Reste enfin la possibilité de peser lors de triangulaires. Les électeurs du centre ont joué les arbitres lors de certaines élections, comme à Metz et à Saintes où des triangulaires ont contribué à la perte de la mairie par la droite. Le cas de Paris montre les limites de cette stratégie. Celle-ci a été contrainte par celle de Bertrand Delanoë qui, fort des sondages qui lui promettaient une réélection confortable, avait exclu une alliance au second tour, tout en proposant au MoDem (9, 06% au premier tour, avec des scores contrastés selon les arrondissements) un « partenariat » au sein du futur conseil municipal. Également sollicité par l’Ump avec laquelle il pouvait difficilement s’allier après que Marielle de Sarnez eut proposé publiquement une alliance au PS, le MoDem a choisi de se maintenir dans les trois arrondissements où c’était possible : les 5e, 7e et 14e. Il n’en a retiré aucun gain direct, divisant au contraire par 10 l’effectif de son groupe de conseillers de Paris. Mais les triangulaires ont contribué à la réélection initialement incertaine de trois maires de droite. Dans le 5e arrondissement par exemple, le maintien de la candidature de Philippe Meyer (MoDem) a très probablement empêché l’élection de la socialiste Lyne Cohen-Solal, qui manque la mairie de 215 voix. Le fief électoral hautement symbolique de l’ancien maire de Paris Jean Tibéri pouvait basculer, ce qui constituait une assez forte incitation à « voter utile » pour les électeurs du centre droit comme pour ceux du centre gauche. Cette incitation était certes tempérée par le fait qu’aux yeux de l’opinion comme de la presse, les résultats pour Paris étaient déjà joués ; mais elle se lit pourtant dans la hausse du taux de participation : les abstentionnistes se sont mobilisés au second tour, avec en tout 25375 votants contre 23867 au premier tour. Dans ce contexte, le score de Philippe Meyer est instructif. Entre le premier et le second tour, il perd 655 électeurs, passant de 3385 voix à 2730 : dans un contexte marqué par une forte tension droite-gauche, une part significative de l’électorat MoDem (représentant un peu moins de 11% des votants) refuse de se rallier. Cette résistance est un point à mettre au crédit du parti de François Bayrou, mais elle ne lui offre aucun élu, ni au conseil d’arrondissement, ni au conseil de Paris.
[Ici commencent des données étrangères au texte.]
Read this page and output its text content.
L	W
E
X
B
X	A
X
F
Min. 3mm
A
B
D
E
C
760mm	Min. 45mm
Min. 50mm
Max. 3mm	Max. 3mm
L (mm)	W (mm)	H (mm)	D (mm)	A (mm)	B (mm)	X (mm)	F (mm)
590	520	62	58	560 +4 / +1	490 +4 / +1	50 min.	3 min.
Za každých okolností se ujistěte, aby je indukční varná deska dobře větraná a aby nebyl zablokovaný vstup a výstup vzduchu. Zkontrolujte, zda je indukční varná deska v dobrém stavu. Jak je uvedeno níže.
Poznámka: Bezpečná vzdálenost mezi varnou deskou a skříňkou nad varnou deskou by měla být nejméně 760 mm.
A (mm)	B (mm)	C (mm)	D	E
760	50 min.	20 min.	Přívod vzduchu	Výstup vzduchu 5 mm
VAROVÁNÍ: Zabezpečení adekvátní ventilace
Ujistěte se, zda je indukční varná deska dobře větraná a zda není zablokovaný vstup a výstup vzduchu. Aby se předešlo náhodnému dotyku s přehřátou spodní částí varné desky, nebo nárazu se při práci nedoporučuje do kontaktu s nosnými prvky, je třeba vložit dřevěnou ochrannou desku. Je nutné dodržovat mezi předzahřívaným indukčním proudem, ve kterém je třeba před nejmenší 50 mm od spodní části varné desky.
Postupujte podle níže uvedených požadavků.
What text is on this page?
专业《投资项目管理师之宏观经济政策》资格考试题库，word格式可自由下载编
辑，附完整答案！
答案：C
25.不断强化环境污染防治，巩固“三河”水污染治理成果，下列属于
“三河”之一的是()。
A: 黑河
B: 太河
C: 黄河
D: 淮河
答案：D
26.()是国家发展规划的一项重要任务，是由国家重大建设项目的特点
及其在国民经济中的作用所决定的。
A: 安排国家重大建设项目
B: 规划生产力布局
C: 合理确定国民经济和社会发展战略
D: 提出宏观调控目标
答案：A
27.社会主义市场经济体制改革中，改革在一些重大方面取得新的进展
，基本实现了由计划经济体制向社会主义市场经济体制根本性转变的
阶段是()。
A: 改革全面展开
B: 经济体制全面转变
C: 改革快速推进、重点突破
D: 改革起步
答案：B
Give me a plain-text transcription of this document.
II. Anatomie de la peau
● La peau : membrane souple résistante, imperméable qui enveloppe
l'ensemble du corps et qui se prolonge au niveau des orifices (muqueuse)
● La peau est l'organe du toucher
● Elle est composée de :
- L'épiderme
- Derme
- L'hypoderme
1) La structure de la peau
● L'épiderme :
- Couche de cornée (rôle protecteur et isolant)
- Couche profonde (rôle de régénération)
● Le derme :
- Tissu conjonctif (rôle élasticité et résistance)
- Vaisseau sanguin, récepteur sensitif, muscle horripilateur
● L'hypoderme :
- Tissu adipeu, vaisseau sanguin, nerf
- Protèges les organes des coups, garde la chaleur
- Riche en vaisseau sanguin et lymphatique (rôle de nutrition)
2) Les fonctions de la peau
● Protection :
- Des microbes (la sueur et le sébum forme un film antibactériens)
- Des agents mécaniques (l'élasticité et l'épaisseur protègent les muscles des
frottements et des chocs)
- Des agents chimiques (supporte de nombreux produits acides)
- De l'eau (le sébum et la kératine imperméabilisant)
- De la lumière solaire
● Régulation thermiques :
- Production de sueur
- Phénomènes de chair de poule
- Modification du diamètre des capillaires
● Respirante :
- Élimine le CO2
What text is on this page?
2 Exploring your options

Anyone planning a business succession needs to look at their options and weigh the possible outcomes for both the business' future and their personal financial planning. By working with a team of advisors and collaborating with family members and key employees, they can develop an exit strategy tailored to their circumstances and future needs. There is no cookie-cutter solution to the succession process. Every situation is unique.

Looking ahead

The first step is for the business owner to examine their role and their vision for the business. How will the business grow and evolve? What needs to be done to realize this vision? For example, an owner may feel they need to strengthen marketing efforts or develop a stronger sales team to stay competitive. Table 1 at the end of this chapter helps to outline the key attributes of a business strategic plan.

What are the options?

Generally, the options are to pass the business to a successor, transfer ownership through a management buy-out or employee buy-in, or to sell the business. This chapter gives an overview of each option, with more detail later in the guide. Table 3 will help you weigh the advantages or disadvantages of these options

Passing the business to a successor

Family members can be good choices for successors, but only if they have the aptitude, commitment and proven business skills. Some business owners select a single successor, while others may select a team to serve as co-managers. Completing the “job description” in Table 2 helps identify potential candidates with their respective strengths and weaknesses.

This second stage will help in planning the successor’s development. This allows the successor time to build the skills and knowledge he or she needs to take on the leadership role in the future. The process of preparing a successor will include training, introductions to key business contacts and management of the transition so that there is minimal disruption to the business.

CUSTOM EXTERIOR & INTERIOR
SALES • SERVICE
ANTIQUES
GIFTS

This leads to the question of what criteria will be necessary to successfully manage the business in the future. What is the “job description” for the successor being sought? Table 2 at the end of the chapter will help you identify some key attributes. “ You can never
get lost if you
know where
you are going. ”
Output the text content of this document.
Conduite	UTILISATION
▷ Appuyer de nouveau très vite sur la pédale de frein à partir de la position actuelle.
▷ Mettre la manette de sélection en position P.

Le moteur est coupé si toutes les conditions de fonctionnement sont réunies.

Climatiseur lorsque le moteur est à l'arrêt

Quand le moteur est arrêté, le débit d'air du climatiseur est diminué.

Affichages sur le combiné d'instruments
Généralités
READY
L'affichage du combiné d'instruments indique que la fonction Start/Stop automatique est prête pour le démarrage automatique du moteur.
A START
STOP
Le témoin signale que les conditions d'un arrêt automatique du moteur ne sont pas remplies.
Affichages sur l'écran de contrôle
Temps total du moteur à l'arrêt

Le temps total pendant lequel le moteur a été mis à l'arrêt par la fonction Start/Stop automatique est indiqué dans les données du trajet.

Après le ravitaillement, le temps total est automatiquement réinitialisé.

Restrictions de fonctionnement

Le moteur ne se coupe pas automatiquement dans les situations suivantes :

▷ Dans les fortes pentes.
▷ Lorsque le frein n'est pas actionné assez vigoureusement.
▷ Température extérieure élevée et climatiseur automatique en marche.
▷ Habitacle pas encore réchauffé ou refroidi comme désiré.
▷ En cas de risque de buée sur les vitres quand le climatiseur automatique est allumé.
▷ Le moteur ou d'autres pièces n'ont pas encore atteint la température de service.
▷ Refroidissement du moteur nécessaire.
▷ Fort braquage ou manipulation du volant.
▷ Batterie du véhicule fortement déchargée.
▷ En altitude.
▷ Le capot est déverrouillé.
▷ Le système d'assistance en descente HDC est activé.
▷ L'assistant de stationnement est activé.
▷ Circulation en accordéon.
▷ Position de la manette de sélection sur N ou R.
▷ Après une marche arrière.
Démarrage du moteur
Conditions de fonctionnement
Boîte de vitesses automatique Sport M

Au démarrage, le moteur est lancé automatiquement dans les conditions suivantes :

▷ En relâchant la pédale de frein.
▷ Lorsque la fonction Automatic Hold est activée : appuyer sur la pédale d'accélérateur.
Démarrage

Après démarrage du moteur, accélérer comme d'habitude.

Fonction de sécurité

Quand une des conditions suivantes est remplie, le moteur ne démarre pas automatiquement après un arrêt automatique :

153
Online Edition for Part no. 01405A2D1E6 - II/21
Ainsi le MoDem ne semble-t-il en position de peser que par défaut. Dans les alliances, son renfort ne permet pas de renverser une situation et son utilité pratique se réduit donc à élargir des majorités sortantes. Quand il pèse suffisamment pour imposer une négociation avantageuse, une partie significative de ses électeurs ne le suit pas ; quand il décide de rester indépendant, enfin, une partie tout aussi significative de ses électeurs continue à le suivre, mais il obtient peu ou pas d’élus.

À ces contradictions structurelles s’ajoute un problème politique. Problème de lisibilité d’abord, avec une politique d’alliances au cas par cas qui donne une image d’opportunisme très IVe République quand François Bayrou promettait la VIe. Problème de sociologie militante ensuite, puisque le parti n’a obtenu d’élus, pour l’essentiel, qu’à la faveur d’alliances au premier tour, ce qui signale des proximités fortes, selon les lieux, avec la droite ou avec la gauche, et une sous-représentation des partisans de l’indépendance. Cela repose douloureusement la question de la ligne stratégique du parti de François Bayrou et de sa cohérence politique.

Richard Robert

Historien des idées, il a enseigné à la Sorbonne et à Sciences Po. Il est également co-fondateur et directeur de rédaction de la revue Big Time.